Especialistas que participaram da audiência pública da Comissão de Meio Ambiente e Desenvolvimento Sustentável, da Assembleia Legislativa de Minas Gerais (ALMG), concordaram que o processo de licenciamento de hidrelétricas no Estado deveria ocorrer apenas após a realização de um macroplanejamento. O objetivo da reunião, solicitada pela deputada Bella Gonçalves (Psol), era debater o licenciamento desses empreendimentos nas regiões do Alto Paranaíba e Triângulo Mineiro, em especial a implementação da Usina Hidrelétrica Gamela no Rio Paranaíba, no município de Coromandel (Alto Paranaíba).
O professor do Departamento de Ecologia e Conservação da Universidade Federal de Lavras (UFLA), Paulo dos Santos Pompeu, foi um dos defensores desse macroplanejamento. “A gente não devia estar licenciando os empreendimentos isoladamente. É preciso olhar a bacia como um todo. Desde que as hidrelétricas começaram a ser implantadas no Brasil, principalmente a partir da década de 1960, a construção de escada para peixe tem sido a principal estratégia utilizada. Mas mesmo tendo essas estruturas, os nossos estoques de peixe estavam declinando. Se você está ligando um reservatório a outro, para que você está colocando uma escada para peixe? Você não está ligando nada a lugar nenhum”, afirmou. Ele ressaltou que os mecanismos de transposição não respeitam a dinâmica de migração dos peixes, cujas espécies muitas vezes migram somente em determinada época do ano e condições de temperatura. A ideia de um planejamento global também foi defendida por André Barcelos, coordenador do Programa Rios Livres. “Em uma bacia que já é responsável por 40% da contribuição energética, é preciso pensar um processo de descentralização dessas matrizes do Triângulo Mineiro”, disse.

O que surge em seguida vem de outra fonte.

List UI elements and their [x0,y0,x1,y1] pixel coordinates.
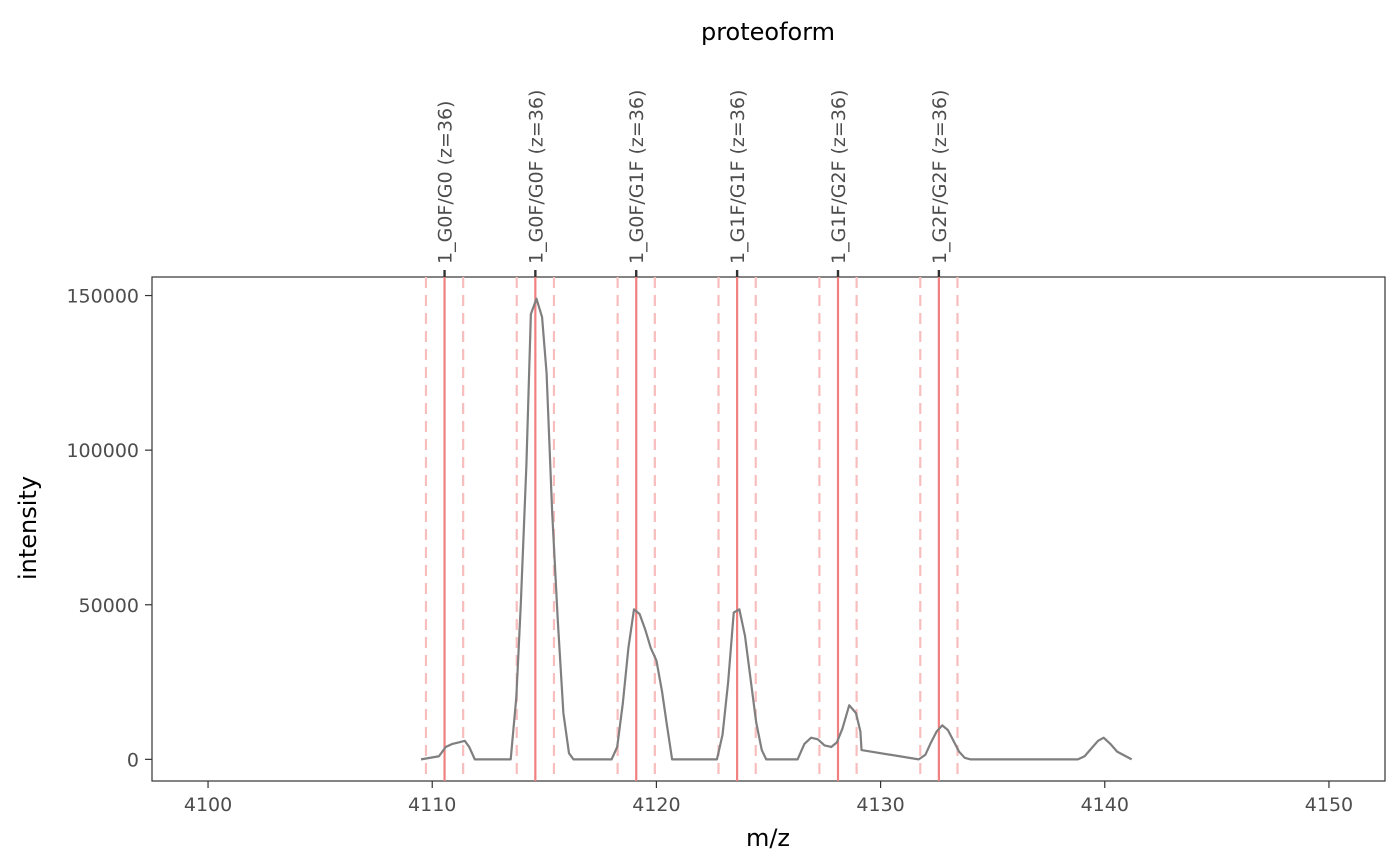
proteoform-label-3: 1_G1F/G1F (z=36) [727,90,749,264]
proteoform-reference-lines [424,277,959,781]
top-axis-title: proteoform [701,18,835,46]
x-axis-title: m/z [746,824,790,852]
y-axis-title: intensity [14,476,42,580]
y-tick-label-2: 100000 [66,440,139,462]
y-axis: 0 50000 100000 150000 [66,286,152,771]
y-tick-label-1: 50000 [79,595,139,617]
top-axis-labels: 1_G0F/G0 (z=36) 1_G0F/G0F (z=36) 1_G0F/G1F… [435,90,951,264]
y-tick-label-0: 0 [127,749,139,771]
proteoform-label-5: 1_G2F/G2F (z=36) [929,90,951,264]
proteoform-label-1: 1_G0F/G0F (z=36) [525,90,547,264]
proteoform-label-2: 1_G0F/G1F (z=36) [626,90,648,264]
x-tick-label-2: 4120 [632,794,680,816]
y-tick-label-3: 150000 [66,286,139,308]
proteoform-label-0: 1_G0F/G0 (z=36) [435,101,457,264]
x-axis: 4100 4110 4120 4130 4140 4150 [184,781,1353,816]
spectrum-line [420,297,1133,761]
x-tick-label-4: 4140 [1081,794,1129,816]
top-axis-ticks [443,270,941,277]
x-tick-label-3: 4130 [856,794,904,816]
x-tick-label-0: 4100 [184,794,232,816]
proteoform-label-4: 1_G1F/G2F (z=36) [828,90,850,264]
x-tick-label-1: 4110 [408,794,456,816]
plot-area [151,276,1386,782]
x-tick-label-5: 4150 [1305,794,1353,816]
plot-panel [151,276,1386,782]
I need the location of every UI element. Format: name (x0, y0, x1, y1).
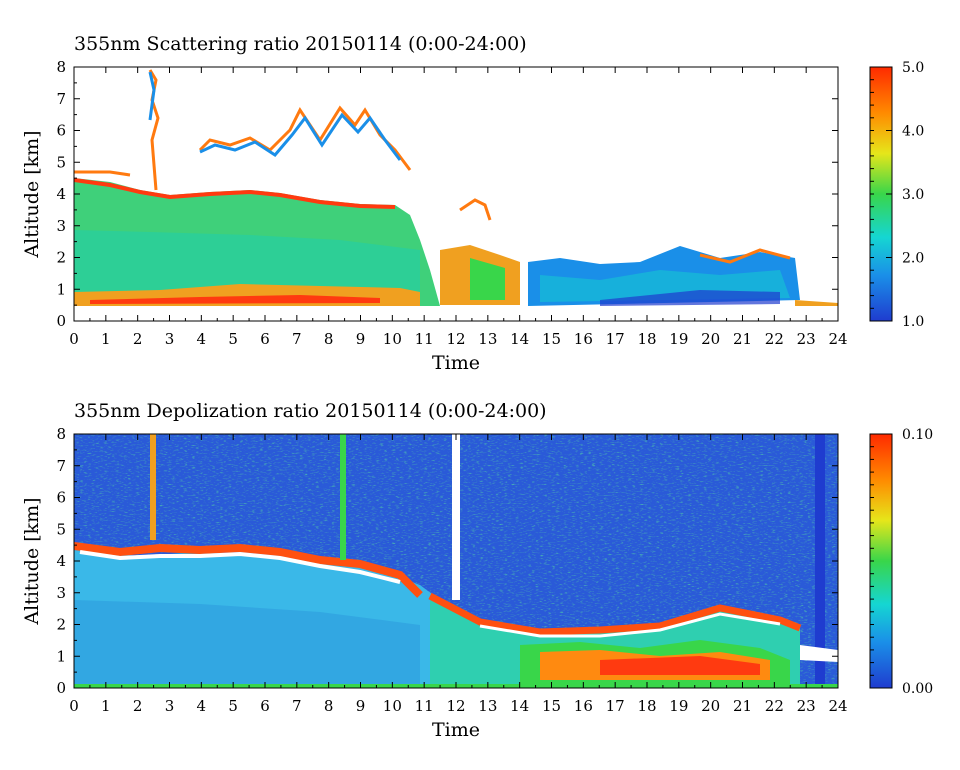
x-tick-label: 10 (383, 697, 402, 715)
y-tick-label: 3 (56, 217, 66, 235)
y-tick-label: 1 (56, 647, 66, 665)
scattering-heatmap (74, 67, 838, 321)
y-tick-label: 2 (56, 249, 66, 267)
x-tick-label: 17 (606, 697, 625, 715)
colorbar-label: 4.0 (902, 124, 924, 140)
depolarization-xlabel: Time (432, 719, 480, 741)
x-tick-label: 23 (797, 330, 816, 348)
x-tick-label: 22 (765, 330, 784, 348)
colorbar-label: 0.00 (902, 681, 933, 697)
y-tick-label: 0 (56, 312, 66, 330)
depolarization-y-ticks: 0 1 2 3 4 5 6 7 8 (56, 425, 838, 697)
x-tick-label: 17 (606, 330, 625, 348)
y-tick-label: 4 (56, 552, 66, 570)
x-tick-label: 15 (542, 697, 561, 715)
colorbar-label: 3.0 (902, 187, 924, 203)
y-tick-label: 6 (56, 122, 66, 140)
x-tick-label: 4 (197, 330, 207, 348)
x-tick-label: 21 (733, 330, 752, 348)
y-tick-label: 5 (56, 520, 66, 538)
x-tick-label: 1 (101, 697, 111, 715)
x-tick-label: 24 (828, 330, 847, 348)
y-tick-label: 0 (56, 679, 66, 697)
scattering-panel: 355nm Scattering ratio 20150114 (0:00-24… (21, 33, 924, 374)
y-tick-label: 4 (56, 185, 66, 203)
x-tick-label: 15 (542, 330, 561, 348)
x-tick-label: 11 (415, 330, 434, 348)
x-tick-label: 3 (165, 697, 175, 715)
x-tick-label: 13 (478, 330, 497, 348)
x-tick-label: 8 (324, 697, 334, 715)
scattering-title: 355nm Scattering ratio 20150114 (0:00-24… (74, 33, 527, 55)
y-tick-label: 8 (56, 58, 66, 76)
scattering-y-ticks: 0 1 2 3 4 5 6 7 8 (56, 58, 838, 330)
depolarization-ylabel: Altitude [km] (21, 497, 43, 625)
colorbar-label: 0.10 (902, 427, 933, 443)
x-tick-label: 4 (197, 697, 207, 715)
depolarization-heatmap (74, 434, 838, 688)
x-tick-label: 2 (133, 330, 143, 348)
x-tick-label: 7 (292, 697, 302, 715)
x-tick-label: 0 (69, 330, 79, 348)
x-tick-label: 7 (292, 330, 302, 348)
scattering-cloud-edge (74, 178, 396, 209)
x-tick-label: 21 (733, 697, 752, 715)
x-tick-label: 12 (446, 697, 465, 715)
scattering-xlabel: Time (432, 352, 480, 374)
x-tick-label: 9 (356, 697, 366, 715)
x-tick-label: 22 (765, 697, 784, 715)
y-tick-label: 7 (56, 457, 66, 475)
x-tick-label: 16 (574, 697, 593, 715)
y-tick-label: 1 (56, 280, 66, 298)
depolarization-cloud-edge (74, 542, 423, 598)
x-tick-label: 20 (701, 697, 720, 715)
x-tick-label: 23 (797, 697, 816, 715)
depolarization-title: 355nm Depolization ratio 20150114 (0:00-… (74, 400, 547, 422)
x-tick-label: 13 (478, 697, 497, 715)
x-tick-label: 6 (260, 330, 270, 348)
y-tick-label: 2 (56, 616, 66, 634)
y-tick-label: 8 (56, 425, 66, 443)
x-tick-label: 20 (701, 330, 720, 348)
colorbar-label: 1.0 (902, 314, 924, 330)
colorbar-label: 5.0 (902, 60, 924, 76)
x-tick-label: 16 (574, 330, 593, 348)
x-tick-label: 9 (356, 330, 366, 348)
x-tick-label: 1 (101, 330, 111, 348)
depolarization-panel: 355nm Depolization ratio 20150114 (0:00-… (21, 400, 933, 741)
x-tick-label: 19 (669, 697, 688, 715)
x-tick-label: 2 (133, 697, 143, 715)
x-tick-label: 14 (510, 697, 529, 715)
y-tick-label: 7 (56, 90, 66, 108)
x-tick-label: 5 (228, 697, 238, 715)
x-tick-label: 12 (446, 330, 465, 348)
x-tick-label: 18 (637, 697, 656, 715)
y-tick-label: 5 (56, 153, 66, 171)
x-tick-label: 3 (165, 330, 175, 348)
scattering-ylabel: Altitude [km] (21, 130, 43, 258)
x-tick-label: 10 (383, 330, 402, 348)
scattering-colorbar-ticks: 1.0 2.0 3.0 4.0 5.0 (870, 60, 924, 330)
x-tick-label: 11 (415, 697, 434, 715)
depolarization-x-ticks: 0 1 2 3 4 5 6 7 8 9 10 11 12 13 14 15 16 17 18 19 20 21 22 23 24 (69, 434, 848, 715)
scattering-upper-clouds (74, 69, 492, 221)
x-tick-label: 14 (510, 330, 529, 348)
x-tick-label: 19 (669, 330, 688, 348)
x-tick-label: 0 (69, 697, 79, 715)
y-tick-label: 3 (56, 584, 66, 602)
y-tick-label: 6 (56, 489, 66, 507)
x-tick-label: 18 (637, 330, 656, 348)
depolarization-colorbar-ticks: 0.00 0.10 (870, 427, 933, 697)
x-tick-label: 8 (324, 330, 334, 348)
scattering-x-ticks: 0 1 2 3 4 5 6 7 8 9 10 11 12 13 14 15 16 17 18 19 20 21 22 23 24 (69, 67, 848, 348)
depolarization-streaks (150, 434, 825, 688)
x-tick-label: 6 (260, 697, 270, 715)
x-tick-label: 24 (828, 697, 847, 715)
colorbar-label: 2.0 (902, 251, 924, 267)
x-tick-label: 5 (228, 330, 238, 348)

O presidente e diretor de sustentabilidade da Associação para a Gestão Socioambiental do Triângulo Mineiro (Angá), Gustavo Malacco, afirmou que “a região do Triângulo Mineiro, por causa dos seus grandes rios, teve e ainda tem uma grande contribuição para a hidroeletricidade, mas isso traz consequências, especialmente para o ecossistema aquático e os setores agrícola e de turismo”.
Ele também explicou que a Usina Hidrelétrica Gamela pretende ser construída no único trecho ainda livre de barragens do Rio Paranaíba e solicitou ajuda da ALMG para avançar em uma política pública que defina quais rios seriam de preservação permanente.
“A gente não demoniza e nem quer tirar a relevância de instalações de usinas hidrelétricas porque, de fato, elas ainda são responsáveis por um percentual relevante da matriz energética do Brasil. No entanto, diante desses impactos que hoje são muito bem reconhecidos e identificados, em boa parte, irreversíveis, é fundamental, que em todos os processos de licenciamento, nós tenhamos essa análise de impacto. Estamos falando de bacias que já têm seu fluxo comprometido devido à presença de muitas barragens”, reiterou o procurador do Ministério Público Federal (MPF), Gustavo Kenner Alcântara.
Segundo os presentes na audiência, em 2023, a Secretaria de Estado de Meio Ambiente e Desenvolvimento Sustentável (Semad) havia emitido parecer técnico recomendando o indeferimento do projeto da Usina Hidrelétrica Gamela. Porém, o empreendimento foi liberado em março deste ano em reunião da unidade regional do Conselho Estadual de Política Ambiental (Copam).
Mariana Antunes Pimenta, gestora ambiental e gerente de suporte técnico da Fundação Estadual do Meio Ambiente (Feam), participou da elaboração do parecer técnico e afirmou que foram quase dez anos de análise que levaram ao entendimento de que a Usina Hidrelétrica Gamela deveria ser indeferida. “O impacto não mitigável sobre espécies de peixe ameaçadas foi considerado muito maior que os impactos positivos”, reforçou.